Spain’s culture minister has set a deadline of 31 January to negotiate a deal aimed at keeping the collection of Carmen Cervera in Madrid. The collection of baroness Cervera— widow of the industrial tycoon Hans Heinrich von Thyssen-Bornemisza who died in 2002—is housed at the Thyssen-Bornemisza Museum in Madrid. The loan agreement linked to the prestigious collection, overseen by the Spanish government, came to an end in January 2017 without a replacement in place.
The Spanish culture and sports minister, José Manuel Rodríguez Uribes, told Efe news agency that he wants to move the “red lines’ over the deal negotiations. "We have to see how much the State can give," said the minister, "because the current situation is not that of 2019 [when an agreement was about to be reached], and now there is a pandemic ”.
The future of more than 400 works in the collection worth at least €750m—including pieces by Monet, Sisley, Renoir, Degas, Gauguin, Rodin, Matisse and Picasso—has subsequently been in limbo. The whereabouts of a key work by Gauguin, Mata Mua (In Olden Times), part of the loaned collection, is currently unclear. According to El Pais in June, the 1892 painting could be headed to sale; a spokeswoman for the Thyssen-Bornemisza Museum tells The Art Newspaper: “Regarding the Mata Mua painting, I can only confirm that the painting is not currently in the museum.”
The majority of the works kept at the Thyssen-Bornemisza Museum, housed in the historic Villahermosa Palace, come from the personal collection of Hans Heinrich von Thyssen-Bornemisza. In 1993, the Spanish government acquired his core holdings of 775 works dating from the 13th to 20th centuries for $350m.

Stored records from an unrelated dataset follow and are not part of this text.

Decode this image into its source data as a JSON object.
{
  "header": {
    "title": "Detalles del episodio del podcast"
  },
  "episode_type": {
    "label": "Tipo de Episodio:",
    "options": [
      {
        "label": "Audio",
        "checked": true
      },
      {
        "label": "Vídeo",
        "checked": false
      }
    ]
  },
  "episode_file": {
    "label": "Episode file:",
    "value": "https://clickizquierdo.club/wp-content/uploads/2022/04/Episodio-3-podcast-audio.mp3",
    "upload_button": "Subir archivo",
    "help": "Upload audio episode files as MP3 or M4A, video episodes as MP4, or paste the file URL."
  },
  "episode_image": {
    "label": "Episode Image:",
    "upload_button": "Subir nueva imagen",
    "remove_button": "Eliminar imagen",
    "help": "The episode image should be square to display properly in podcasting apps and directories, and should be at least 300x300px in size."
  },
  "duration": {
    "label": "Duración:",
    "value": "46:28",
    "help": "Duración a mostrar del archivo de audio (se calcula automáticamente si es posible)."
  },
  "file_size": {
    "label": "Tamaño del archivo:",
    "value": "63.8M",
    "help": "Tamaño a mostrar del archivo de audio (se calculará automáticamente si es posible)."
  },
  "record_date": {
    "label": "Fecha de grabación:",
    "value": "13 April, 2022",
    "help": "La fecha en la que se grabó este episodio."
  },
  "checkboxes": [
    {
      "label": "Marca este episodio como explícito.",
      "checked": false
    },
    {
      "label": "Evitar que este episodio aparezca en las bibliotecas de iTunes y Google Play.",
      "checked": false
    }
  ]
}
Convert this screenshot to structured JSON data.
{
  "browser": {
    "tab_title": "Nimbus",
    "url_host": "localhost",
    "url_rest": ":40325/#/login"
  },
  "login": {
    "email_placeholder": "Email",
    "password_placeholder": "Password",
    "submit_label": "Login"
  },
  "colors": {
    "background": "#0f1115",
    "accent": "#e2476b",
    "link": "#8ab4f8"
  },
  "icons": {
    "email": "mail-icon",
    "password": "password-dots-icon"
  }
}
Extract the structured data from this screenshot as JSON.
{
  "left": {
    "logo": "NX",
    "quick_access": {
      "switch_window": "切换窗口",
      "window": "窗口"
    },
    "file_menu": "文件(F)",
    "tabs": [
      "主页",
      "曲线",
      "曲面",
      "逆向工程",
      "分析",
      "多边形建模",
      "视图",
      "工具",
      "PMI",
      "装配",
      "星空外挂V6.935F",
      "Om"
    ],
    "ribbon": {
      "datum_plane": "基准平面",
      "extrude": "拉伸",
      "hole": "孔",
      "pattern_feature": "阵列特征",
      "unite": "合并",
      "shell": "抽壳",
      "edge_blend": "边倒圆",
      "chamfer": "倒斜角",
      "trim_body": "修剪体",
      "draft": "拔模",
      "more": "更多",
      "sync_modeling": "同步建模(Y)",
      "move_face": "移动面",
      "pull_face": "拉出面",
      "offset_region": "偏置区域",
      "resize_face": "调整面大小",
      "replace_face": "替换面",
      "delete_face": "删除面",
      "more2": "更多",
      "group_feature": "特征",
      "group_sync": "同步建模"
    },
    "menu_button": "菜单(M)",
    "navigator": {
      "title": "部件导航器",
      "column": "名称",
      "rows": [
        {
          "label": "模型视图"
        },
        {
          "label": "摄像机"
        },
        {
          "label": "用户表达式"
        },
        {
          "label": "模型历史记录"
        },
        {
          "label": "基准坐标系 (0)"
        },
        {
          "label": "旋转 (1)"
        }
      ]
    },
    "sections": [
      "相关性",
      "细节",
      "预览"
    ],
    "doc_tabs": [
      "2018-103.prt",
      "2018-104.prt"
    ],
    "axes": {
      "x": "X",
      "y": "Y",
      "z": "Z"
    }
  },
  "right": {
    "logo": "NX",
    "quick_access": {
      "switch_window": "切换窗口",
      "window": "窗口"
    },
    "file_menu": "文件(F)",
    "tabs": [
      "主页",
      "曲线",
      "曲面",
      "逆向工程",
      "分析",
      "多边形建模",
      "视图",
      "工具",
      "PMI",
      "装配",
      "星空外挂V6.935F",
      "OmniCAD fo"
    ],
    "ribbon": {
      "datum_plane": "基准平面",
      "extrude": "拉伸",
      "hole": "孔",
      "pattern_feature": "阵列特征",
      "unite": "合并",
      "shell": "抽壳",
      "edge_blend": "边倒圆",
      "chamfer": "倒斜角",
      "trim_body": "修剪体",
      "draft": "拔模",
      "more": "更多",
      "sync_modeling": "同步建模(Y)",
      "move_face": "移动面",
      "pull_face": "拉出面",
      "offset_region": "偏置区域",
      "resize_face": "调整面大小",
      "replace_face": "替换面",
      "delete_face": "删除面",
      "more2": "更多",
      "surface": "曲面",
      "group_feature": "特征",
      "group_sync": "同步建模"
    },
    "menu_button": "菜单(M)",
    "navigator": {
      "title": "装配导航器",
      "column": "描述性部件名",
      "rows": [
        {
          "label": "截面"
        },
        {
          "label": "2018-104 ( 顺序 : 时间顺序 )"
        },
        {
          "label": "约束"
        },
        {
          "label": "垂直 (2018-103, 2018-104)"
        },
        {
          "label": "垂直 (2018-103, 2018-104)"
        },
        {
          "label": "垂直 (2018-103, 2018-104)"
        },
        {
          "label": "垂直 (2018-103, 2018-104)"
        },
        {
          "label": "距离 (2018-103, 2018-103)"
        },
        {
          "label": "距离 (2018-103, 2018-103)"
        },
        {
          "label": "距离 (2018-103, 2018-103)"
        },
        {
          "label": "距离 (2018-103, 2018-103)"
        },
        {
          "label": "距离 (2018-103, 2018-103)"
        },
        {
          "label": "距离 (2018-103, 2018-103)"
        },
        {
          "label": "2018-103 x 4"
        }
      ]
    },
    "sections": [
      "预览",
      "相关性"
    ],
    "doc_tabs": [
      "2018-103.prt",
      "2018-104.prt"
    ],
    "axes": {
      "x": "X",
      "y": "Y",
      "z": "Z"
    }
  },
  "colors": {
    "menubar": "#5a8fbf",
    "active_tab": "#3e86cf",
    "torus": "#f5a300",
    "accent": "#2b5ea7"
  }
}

In 1999, the baron’s collection was rounded out with works owned by Cervera, who entered into a separate long-term loan contract with the state lasting 11 years. When it expired in 2010, the baroness tried unsuccessfully to sell the collection to the Spanish government. The contract was extended year by year, until a final six-month extension was agreed in 2016 though the deadlock remains. Cervera has previously said that it is “her deepest wish to keep the collection in Spain”.
She previously had the right to sell 10% of the total value of the collection. The 2012 sale of John Constable’s painting The Lock (1824) at Christie’s in London for £22.4m, for example, represented at the time less than 5% of the collection's value.
The core collection of Hans Heinrich Thyssen-Bornemisza, spans eight centuries of European painting but stops in the 1980s. Uribes has also requested that the museum accommodate more “21st-century works”. In recent years however, contemporary works have been shown at the institution via an initiative established by Francesca Thyssen-Bornemisza, the late baron’s daughter.